DAMN THE TUXEDOS!
I have one lingering question about the way the men attending last week's Academy Awards were dressed: Aren't these people worried about what the guys they went to high school with are saying?
I'm thinking, for instance, of an actor who showed up wearing a shiny silver garment that peeked out from what looked like the uniform of a cabin boy on an ocean liner. Or one who combined an open-neck shirt of the sort worn by Coca-Cola deliverymen with what appeared to be a tuxedo jacket owned by a much larger man in 1938. In this country, fear of being ridiculed by high school buddies is about the only governor we have left on the behavior of the celebrated; around Oscar night every year, I feel even that slipping away.
The signs have been there for some years. In the '70s, the Canadian writer Mordecai Richler tried to rent a tuxedo in Hollywood for the Oscars and, he later wrote, confronted "rack upon rack of outrageous evening wear. Purple velvet, ruffles, suede." Richler described what happened when he asked if the store had such a thing as a conventional black tuxedo:"'Yes, certainly,' the tailor said, bringing something out of the back room. 'And now tell me, sir, will you be wearing high heels or low?'"
Six or eight years later, I was watching the Oscars on television, when someone who had just won for Best Screenplay went up to collect his Oscar wearing a white silk scarf around his neck.
"Look at that," I said to my wife. "The poor guy was so nervous that he forgot to take off his scarf when he came in. He's probably going to end up thanking the wrong wife in his acceptance speech."

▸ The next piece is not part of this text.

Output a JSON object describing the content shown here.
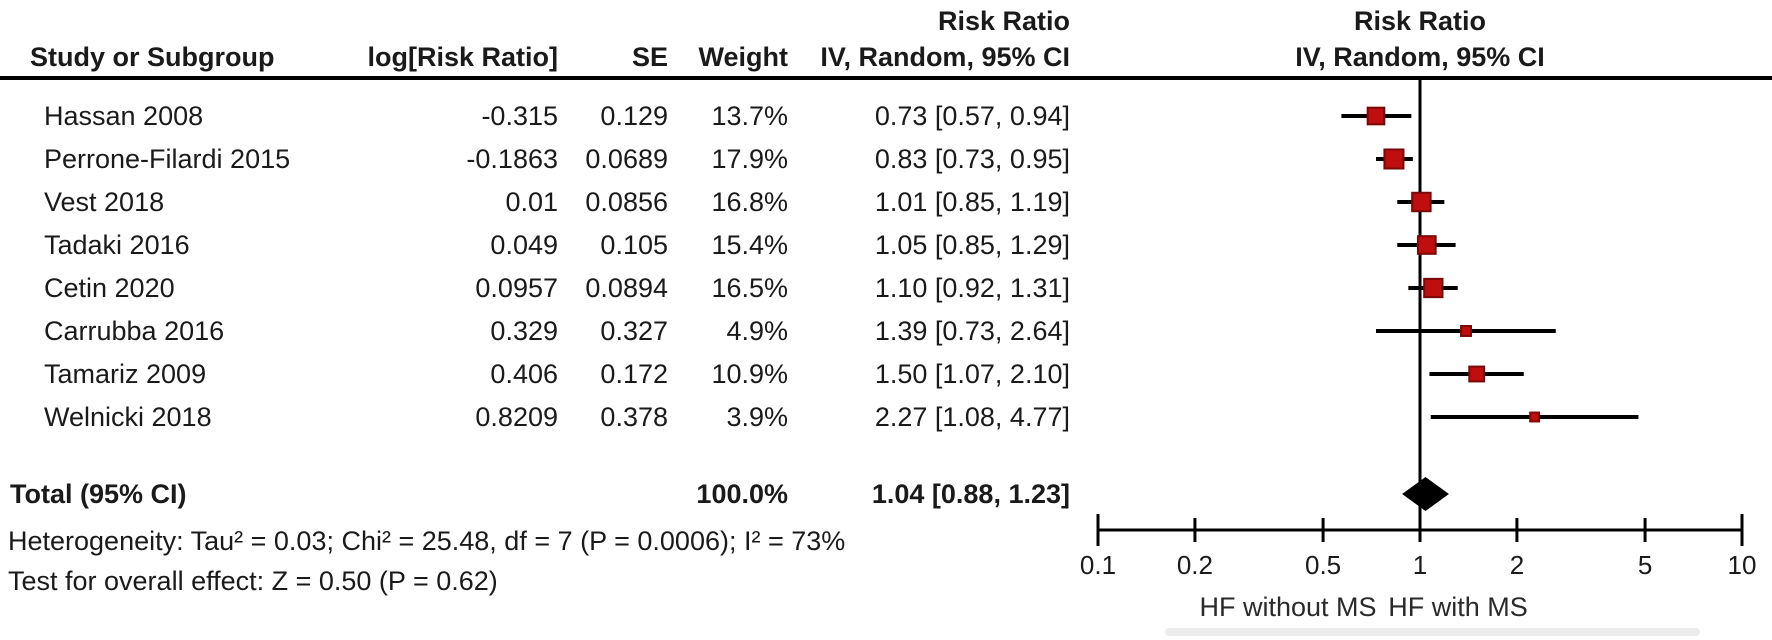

Not at all. As I remember, he was composed enough to make a speech of surpassing pretentiousness. He was wearing his scarf indoors on purpose and not because the Dorothy Chandler Pavilion had developed some bad drafts.
This year the first time you saw an actor who was sporting only an oversize silver button where a bow tie is normally worn, you may have surmised that he'd somehow lost his tie on the way over. As this actor had made his way past the cheering crowds toward Oprah Winfrey's microphone, you guessed, a particularly impressionable fan swooned at the sight of him, cut herself on the curb and was saved from bleeding to death only by his quick action in whipping off his bow tie and pressing it into service as a tourniquet.
Apparently not. The people without ties were without ties on purpose. The people who wore long neckties of the sort you'd expect to see with a ratty blazer wore long neckties on purpose. That's the way these people dress.
If someone showed up at a family wedding in one of the outfits I saw at the Chandler Pavilion the other night, he'd be taken aside by his Aunt Ida and lectured about showing some respect. Yet these outfits were put together by professionals. I read in the paper that big-name designers of tuxedos compete furiously for the privilege of dressing the stars in attendance.
The strategy is presumably based on the assumption that, one, people in the television audience can actually tell which tuxedo was made by which shmattemeister, and, two, once they do, they're going to rush out to buy one just like it because the unemployed flamenco-dancer look is just what they've been striving for.